Close up on one of the LSI IC's
The Monroe 1920 has an extensive selection of scientific functions. The calculator has 10 memory storage registers (0 through 9). The number in the display can be stored into any of the memory registers by pressing the [STR n] key, followed by a single digit indicating which memory register the number is to be stored in. The number in the display can be added to a memory register by using the [ACC n] key. To recall one of the memory registers, the [RCL n] key is used, and the number in the specified memory register is recalled to the display. The machine uses algebraic logic, and includes parenthesis keys which do allow nesting to up to three levels. The machine performs sine, cosine, and tangent trig functions, with [INV] key allowing the arc-versions of each of them; with a three-position slide switch on the control panel selecting degrees, radians, or grads for the argument/result of the trig functions. The machine also can perform natural logarithm, ex (by pressing [INV] followed by the [LN] key), base 10 logarithm (using the special [II] key with the [II] key definition switch set to [LOG]), reciprocal (1/x), as well as raising a number to an arbitrary power (ax). Two special keys in the left-most group of keys, labelled [I] and [II], are 'definable' keys, whose function at any given time is determined by the position of two corresponding slide-switches on the control panel labeled "I" and "II". Functions selectable by these slide switches include recalling the constant Pi, performing rectangular to polar conversions (and back), performing degrees/minutes/seconds to decimal notation conversions (and back), base 10 logarithm, special memory clearing options, and various memory summing options. The exponent of numbers being entered in scientific notation is entered by pressing the [EXP] key, and the sign of the number in the display (or exponent) can be toggled using the [CHG SIGN] key. The machine has an automatic constant in all four basic math functions.

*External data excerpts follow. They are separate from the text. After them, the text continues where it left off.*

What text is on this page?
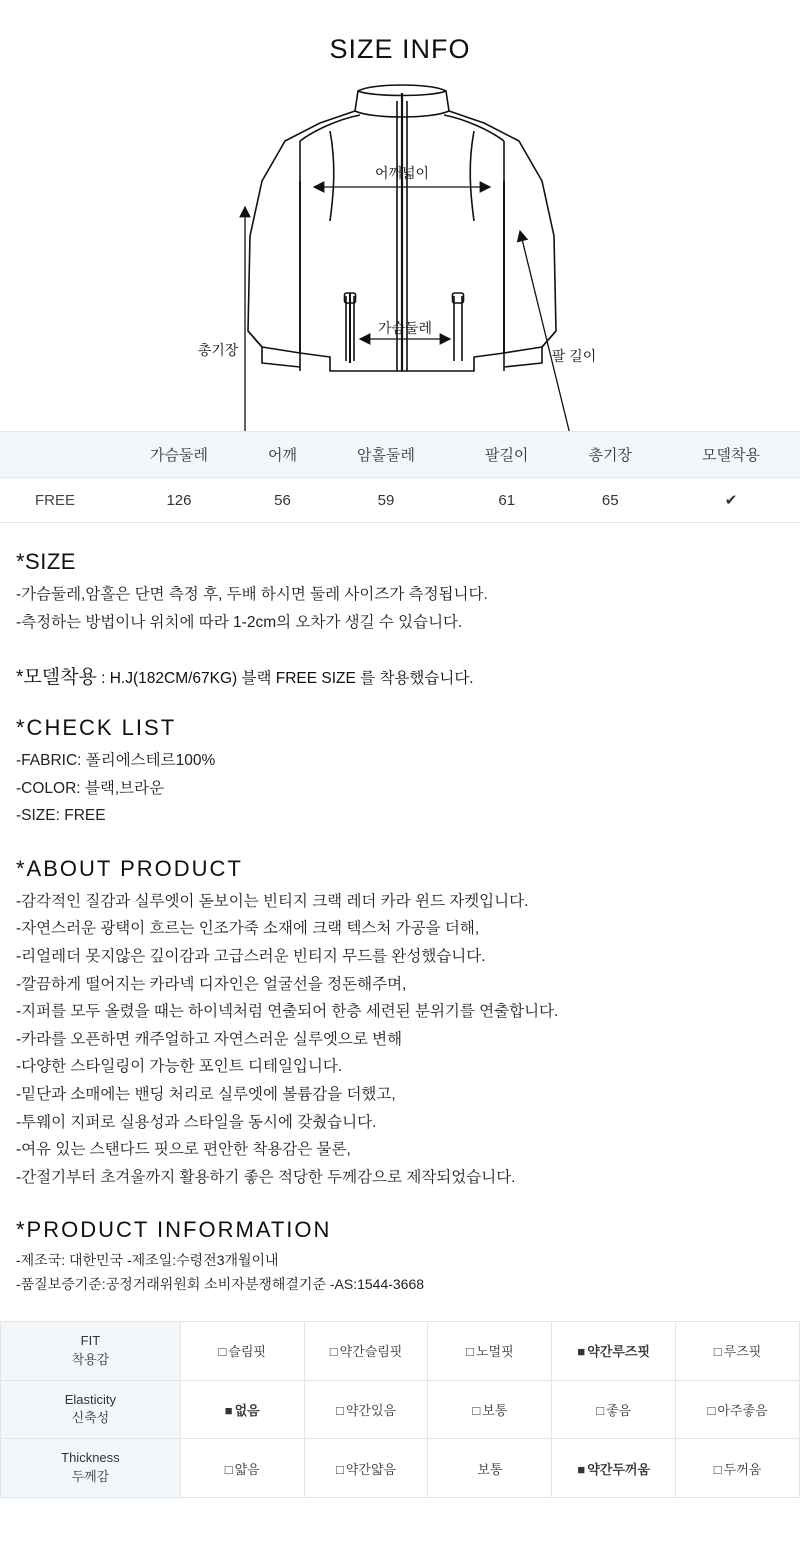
SIZE INFO
어깨넓이
가슴둘레
총기장	팔 길이
	가슴둘레	어깨	암홀둘레	팔길이	총기장	모델착용
FREE	126	56	59	61	65	✔
*SIZE
-가슴둘레,암홀은 단면 측정 후, 두배 하시면 둘레 사이즈가 측정됩니다.
-측정하는 방법이나 위치에 따라 1-2cm의 오차가 생길 수 있습니다.
*모델착용 : H.J(182CM/67KG) 블랙 FREE SIZE 를 착용했습니다.
*CHECK LIST
-FABRIC: 폴리에스테르100%
-COLOR: 블랙,브라운
-SIZE: FREE
*ABOUT PRODUCT
-감각적인 질감과 실루엣이 돋보이는 빈티지 크랙 레더 카라 윈드 자켓입니다.
-자연스러운 광택이 흐르는 인조가죽 소재에 크랙 텍스처 가공을 더해,
-리얼레더 못지않은 깊이감과 고급스러운 빈티지 무드를 완성했습니다.
-깔끔하게 떨어지는 카라넥 디자인은 얼굴선을 정돈해주며,
-지퍼를 모두 올렸을 때는 하이넥처럼 연출되어 한층 세련된 분위기를 연출합니다.
-카라를 오픈하면 캐주얼하고 자연스러운 실루엣으로 변해
-다양한 스타일링이 가능한 포인트 디테일입니다.
-밑단과 소매에는 밴딩 처리로 실루엣에 볼륨감을 더했고,
-투웨이 지퍼로 실용성과 스타일을 동시에 갖췄습니다.
-여유 있는 스탠다드 핏으로 편안한 착용감은 물론,
-간절기부터 초겨울까지 활용하기 좋은 적당한 두께감으로 제작되었습니다.
*PRODUCT INFORMATION
-제조국: 대한민국 -제조일:수령전3개월이내
-품질보증기준:공정거래위원회 소비자분쟁해결기준 -AS:1544-3668
FIT
착용감	□ 슬림핏	□ 약간슬림핏	□ 노멀핏	■ 약간루즈핏	□ 루즈핏

Elasticity
신축성	■ 없음	□ 약간있음	□ 보통	□ 좋음	□ 아주좋음

Thickness
두께감	□ 얇음	□ 약간얇음	보통	■ 약간두꺼움	□ 두꺼움
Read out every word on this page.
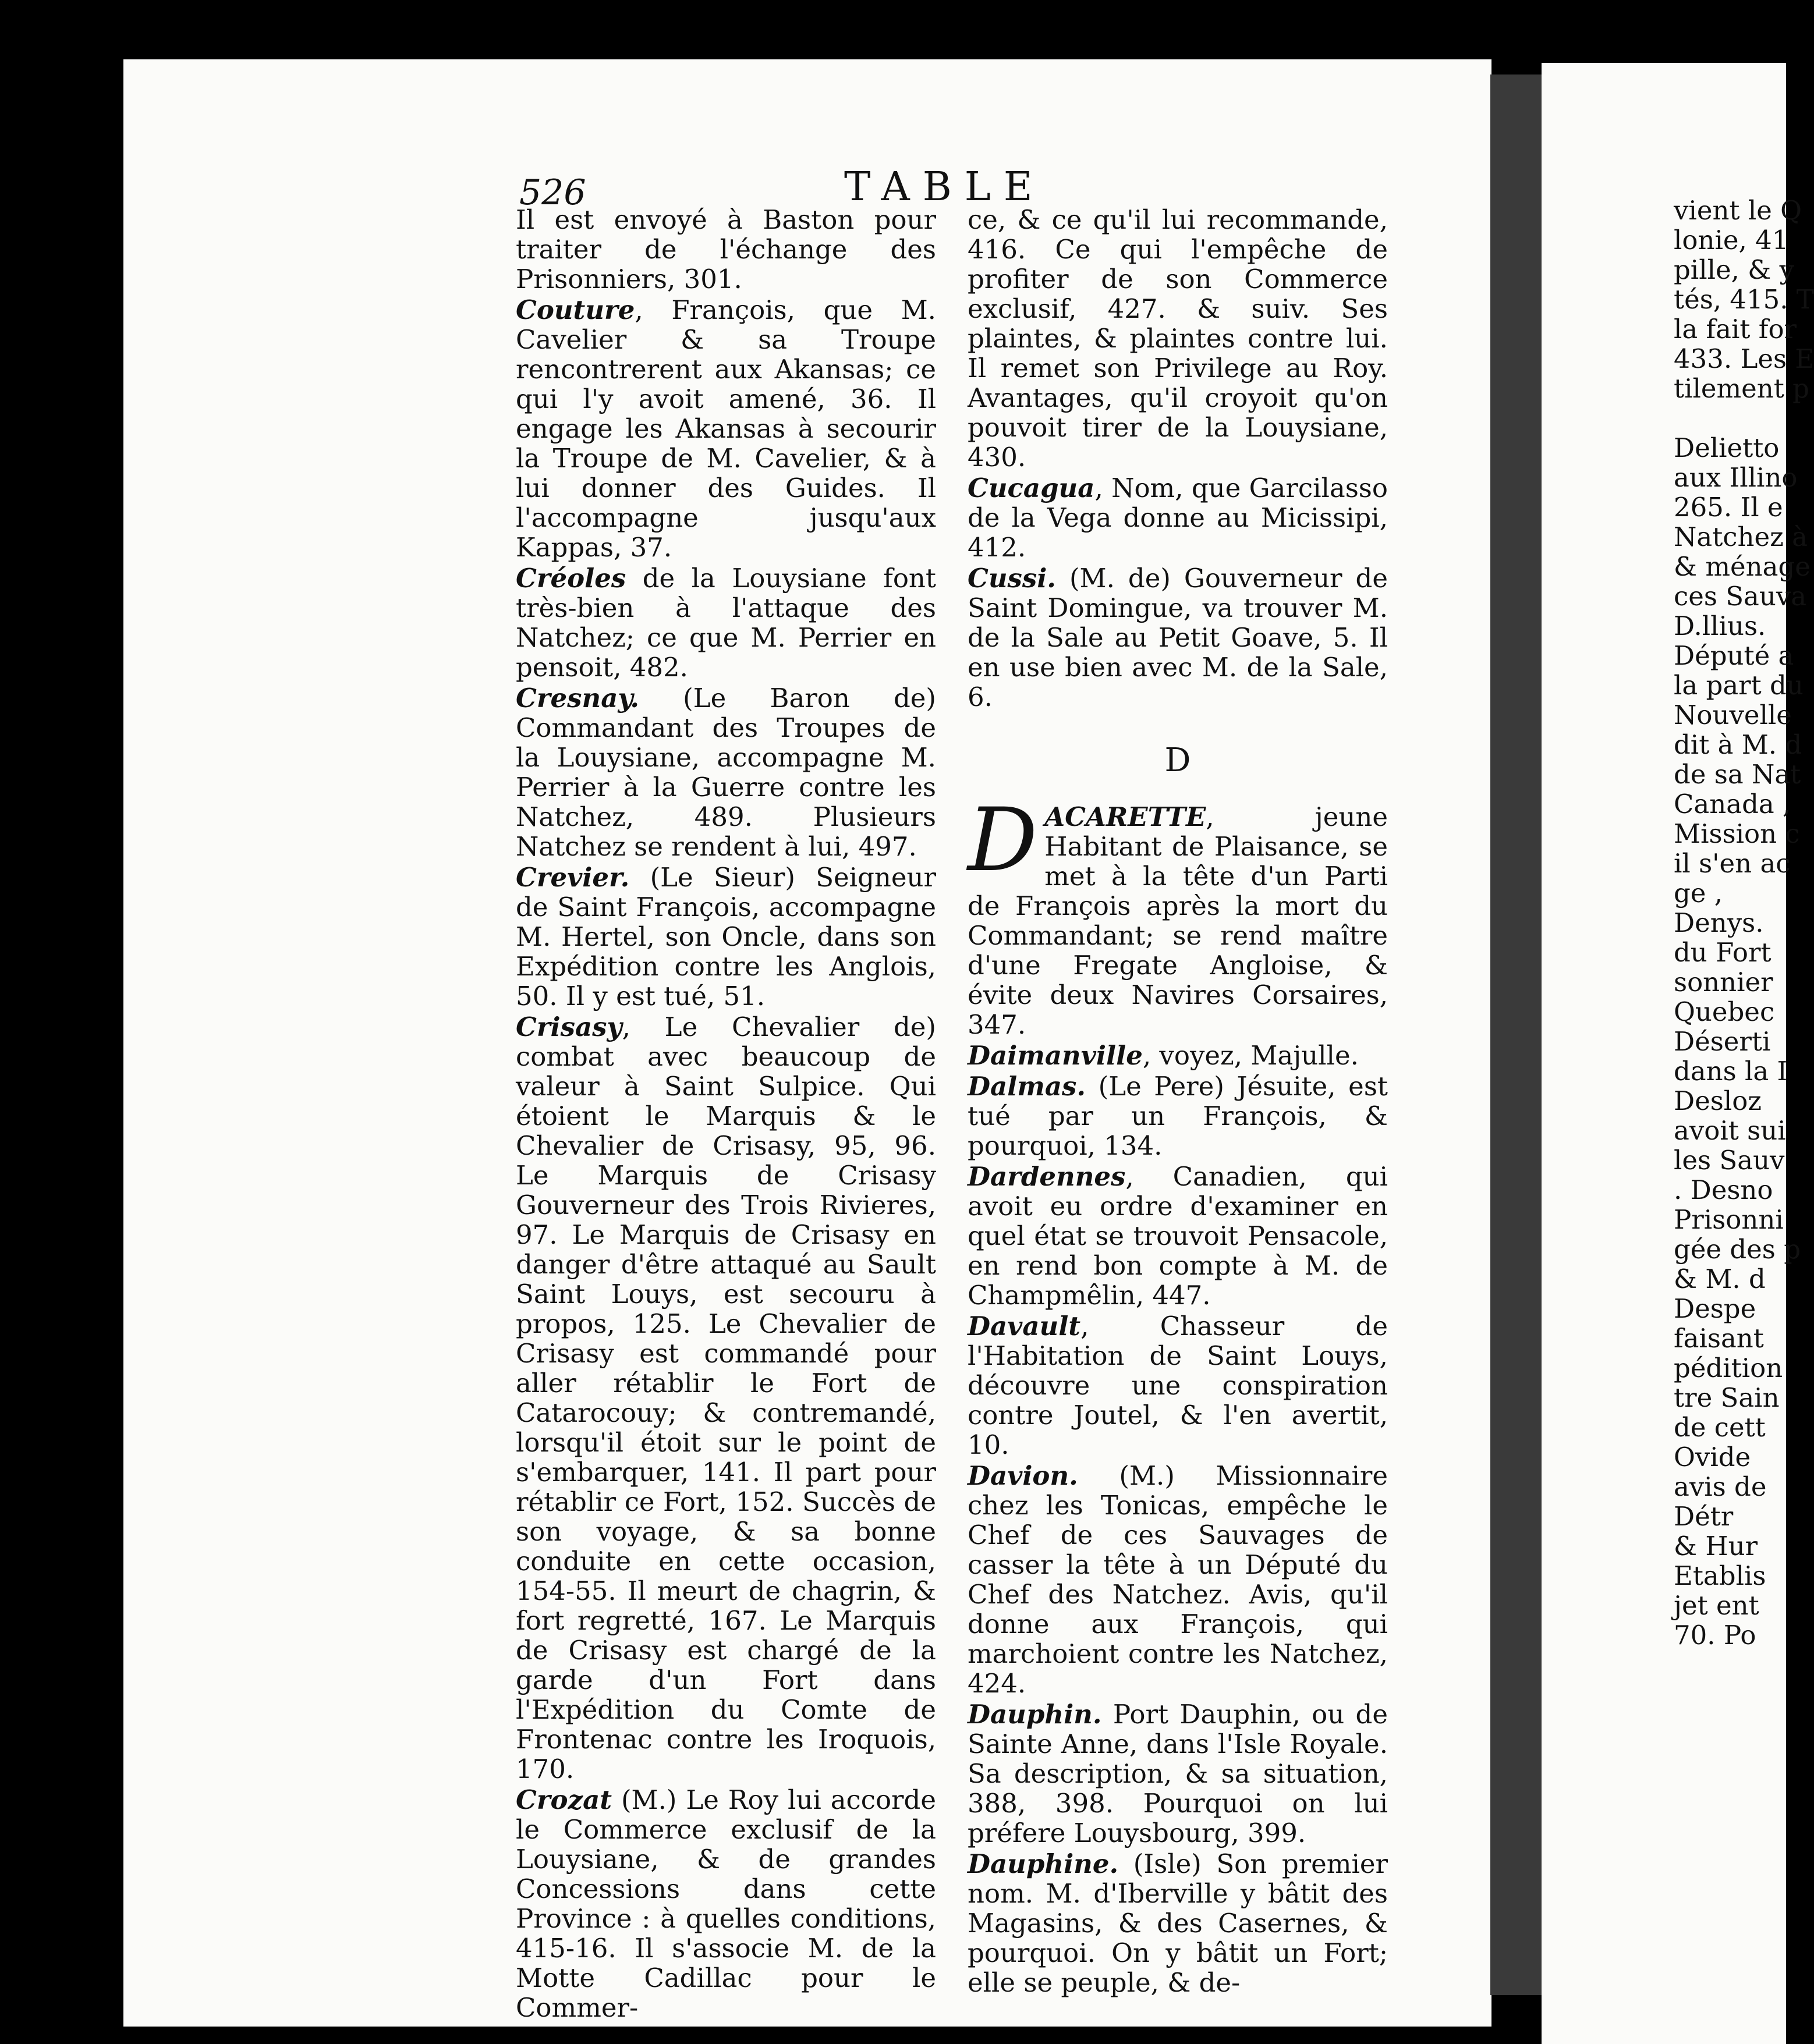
ↄ
ʒ	ʒ
526	TABLE

Il est envoyé à Baston pour traiter de l'échange des Prisonniers, 301.

Couture, François, que M. Cavelier & sa Troupe rencontrerent aux Akansas; ce qui l'y avoit amené, 36. Il engage les Akansas à secourir la Troupe de M. Cavelier, & à lui donner des Guides. Il l'accompagne jusqu'aux Kappas, 37.

Créoles de la Louysiane font très-bien à l'attaque des Natchez; ce que M. Perrier en pensoit, 482.

Cresnay. (Le Baron de) Commandant des Troupes de la Louysiane, accompagne M. Perrier à la Guerre contre les Natchez, 489. Plusieurs Natchez se rendent à lui, 497.

Crevier. (Le Sieur) Seigneur de Saint François, accompagne M. Hertel, son Oncle, dans son Expédition contre les Anglois, 50. Il y est tué, 51.

Crisasy, Le Chevalier de) combat avec beaucoup de valeur à Saint Sulpice. Qui étoient le Marquis & le Chevalier de Crisasy, 95, 96. Le Marquis de Crisasy Gouverneur des Trois Rivieres, 97. Le Marquis de Crisasy en danger d'être attaqué au Sault Saint Louys, est secouru à propos, 125. Le Chevalier de Crisasy est commandé pour aller rétablir le Fort de Catarocouy; & contremandé, lorsqu'il étoit sur le point de s'embarquer, 141. Il part pour rétablir ce Fort, 152. Succès de son voyage, & sa bonne conduite en cette occasion, 154-55. Il meurt de chagrin, & fort regretté, 167. Le Marquis de Crisasy est chargé de la garde d'un Fort dans l'Expédition du Comte de Frontenac contre les Iroquois, 170.

Crozat (M.) Le Roy lui accorde le Commerce exclusif de la Louysiane, & de grandes Concessions dans cette Province : à quelles conditions, 415-16. Il s'associe M. de la Motte Cadillac pour le Commer-

ce, & ce qu'il lui recommande, 416. Ce qui l'empêche de profiter de son Commerce exclusif, 427. & suiv. Ses plaintes, & plaintes contre lui. Il remet son Privilege au Roy. Avantages, qu'il croyoit qu'on pouvoit tirer de la Louysiane, 430.

Cucagua, Nom, que Garcilasso de la Vega donne au Micissipi, 412.

Cussi. (M. de) Gouverneur de Saint Domingue, va trouver M. de la Sale au Petit Goave, 5. Il en use bien avec M. de la Sale, 6.

D

DACARETTE, jeune Habitant de Plaisance, se met à la tête d'un Parti de François après la mort du Commandant; se rend maître d'une Fregate Angloise, & évite deux Navires Corsaires, 347.

Daimanville, voyez, Majulle.

Dalmas. (Le Pere) Jésuite, est tué par un François, & pourquoi, 134.

Dardennes, Canadien, qui avoit eu ordre d'examiner en quel état se trouvoit Pensacole, en rend bon compte à M. de Champmêlin, 447.

Davault, Chasseur de l'Habitation de Saint Louys, découvre une conspiration contre Joutel, & l'en avertit, 10.

Davion. (M.) Missionnaire chez les Tonicas, empêche le Chef de ces Sauvages de casser la tête à un Député du Chef des Natchez. Avis, qu'il donne aux François, qui marchoient contre les Natchez, 424.

Dauphin. Port Dauphin, ou de Sainte Anne, dans l'Isle Royale. Sa description, & sa situation, 388, 398. Pourquoi on lui préfere Louysbourg, 399.

Dauphine. (Isle) Son premier nom. M. d'Iberville y bâtit des Magasins, & des Casernes, & pourquoi. On y bâtit un Fort; elle se peuple, & de-

vient le Q
lonie, 41
pille, & y
tés, 415. T
la fait for
433. Les E
tilement p

Delietto
aux Illino
265. Il e
Natchez à
& ménage
ces Sauva
D.llius.
Député a
la part du
Nouvelle
dit à M. d
de sa Nat
Canada ,
Mission c
il s'en ac
ge ,
Denys.
du Fort
sonnier
Quebec
Déserti
dans la I
Desloz
avoit sui
les Sauv
. Desno
Prisonni
gée des p
& M. d
Despe
faisant
pédition
tre Sain
de cett
Ovide
avis de
Détr
& Hur
Etablis
jet ent
70. Po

The machine can operate in fully-floating decimal point mode(F), scientific notation(S), an accounting mode using fixed two-digits behind the decimal point(with cent-sign nomenclature), and some rather unconventional modes for display of numbers in alternate forms of scientific notation. The display formatting mode is selected by a single slide-switch at the center of the switch panel. The [D] key, located above the display format slide switch, forces the number on the display into the setting on the display mode switch.
Power Supply & Display construction details
The 1920 uses a regulated linear power supply. The machine is very solidly constructed, and has a very high-quality feel to it. The machine is styled purposefully, but is also quite pleasing to the eye, with a rather stylish swoopy look to it. The keyboard uses high-quality key caps with molded in nomenclature. The keyboard is made up of magnetically-activated micro-switches, and has a nice feel to it. This machine is quite fast, with no operation consuming more than one second to complete, and the basic four functions giving apparently instantaneous answers. During calculation the display is blanked.